PS exige documentos ao Governo sobre compra de 13,7% da REN e bónus de 50 milhões ao acionista
O PS pediu esta terça-feira (15 de setembro) ao Governo toda a documentação sobre a compra de ações da REN bem como a lista das personalidades envolvidas, anunciando para breve um projeto de lei para mais exigências nas aquisições de ativos pelo Estado.
Em declarações aos jornalistas no parlamento, o deputado do PS Marcos Perestrello criticou que o Estado pague “quase o dobro” pela REN, em relação à venda da sua última participação em 2014, tendo incluído “nesse preço um bónus injustificado superior a 50 milhões de euros ao acionista”.
“Vivemos tempos em que não há dinheiro para nada. (…) Para ajudar as pessoas a combater esta situação difícil o Governo não tem dinheiro, mas para gastar quase 400 milhões de euros a adquirir uma participação que tinha vendido quase por metade e dar um bónus superior a 50 milhões ao acionista, o Governo já encontrou os recursos”, condenou.
Por este motivo, o PS anunciou um requerimento ao Governo para que envie “toda a documentação relativa a este processo de aquisição das ações da REN”, com a justificação e fundamentação desta decisão que foi anunciada pelo primeiro-ministro, Luís Montenegro, na ´rentrée´ política do PSD.
“E que envie igualmente o rol de todas as personalidades que intervieram neste processo para percebermos se foi o Governo que foi ter com o acionista para adquirir esta participação ou se, pelo contrário, foi o acionista que foi ter com o Governo para vender esta participação”, pediu ainda.
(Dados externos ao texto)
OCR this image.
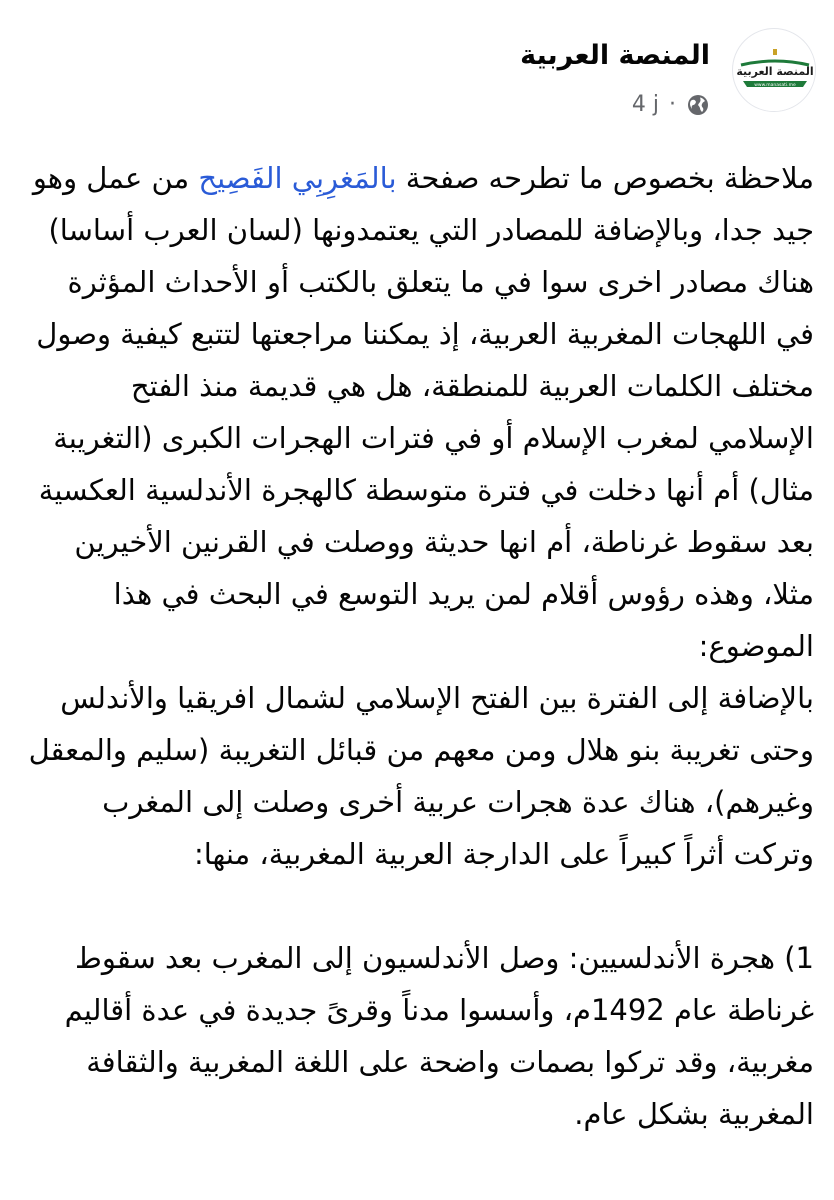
المنصة العربية
www.manasati.me
المنصة العربية
4 j ·

ملاحظة بخصوص ما تطرحه صفحة بالمَغرِبِي الفَصِيح من عمل وهو جيد جدا، وبالإضافة للمصادر التي يعتمدونها (لسان العرب أساسا) هناك مصادر اخرى سوا في ما يتعلق بالكتب أو الأحداث المؤثرة في اللهجات المغربية العربية، إذ يمكننا مراجعتها لتتبع كيفية وصول مختلف الكلمات العربية للمنطقة، هل هي قديمة منذ الفتح الإسلامي لمغرب الإسلام أو في فترات الهجرات الكبرى (التغريبة مثال) أم أنها دخلت في فترة متوسطة كالهجرة الأندلسية العكسية بعد سقوط غرناطة، أم انها حديثة ووصلت في القرنين الأخيرين مثلا، وهذه رؤوس أقلام لمن يريد التوسع في البحث في هذا الموضوع:

بالإضافة إلى الفترة بين الفتح الإسلامي لشمال افريقيا والأندلس وحتى تغريبة بنو هلال ومن معهم من قبائل التغريبة (سليم والمعقل وغيرهم)، هناك عدة هجرات عربية أخرى وصلت إلى المغرب وتركت أثراً كبيراً على الدارجة العربية المغربية، منها:

1) هجرة الأندلسيين: وصل الأندلسيون إلى المغرب بعد سقوط غرناطة عام 1492م، وأسسوا مدناً وقرىً جديدة في عدة أقاليم مغربية، وقد تركوا بصمات واضحة على اللغة المغربية والثقافة المغربية بشكل عام.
Marcos Perestrello referiu que o PS vai dar entrada no parlamento “nas próximas semanas” de um projeto de lei com o objetivo de “densificar as exigências de processos de aquisição de ativos por parte do Estado ou outras entidades públicas”.
“Um processo de aproximação do regime jurídico destas aquisições daquilo que é o regime jurídico das privatizações, aumentando as obrigações, aumentando os estudos, aumentando as possibilidades de escrutínio”, adiantou.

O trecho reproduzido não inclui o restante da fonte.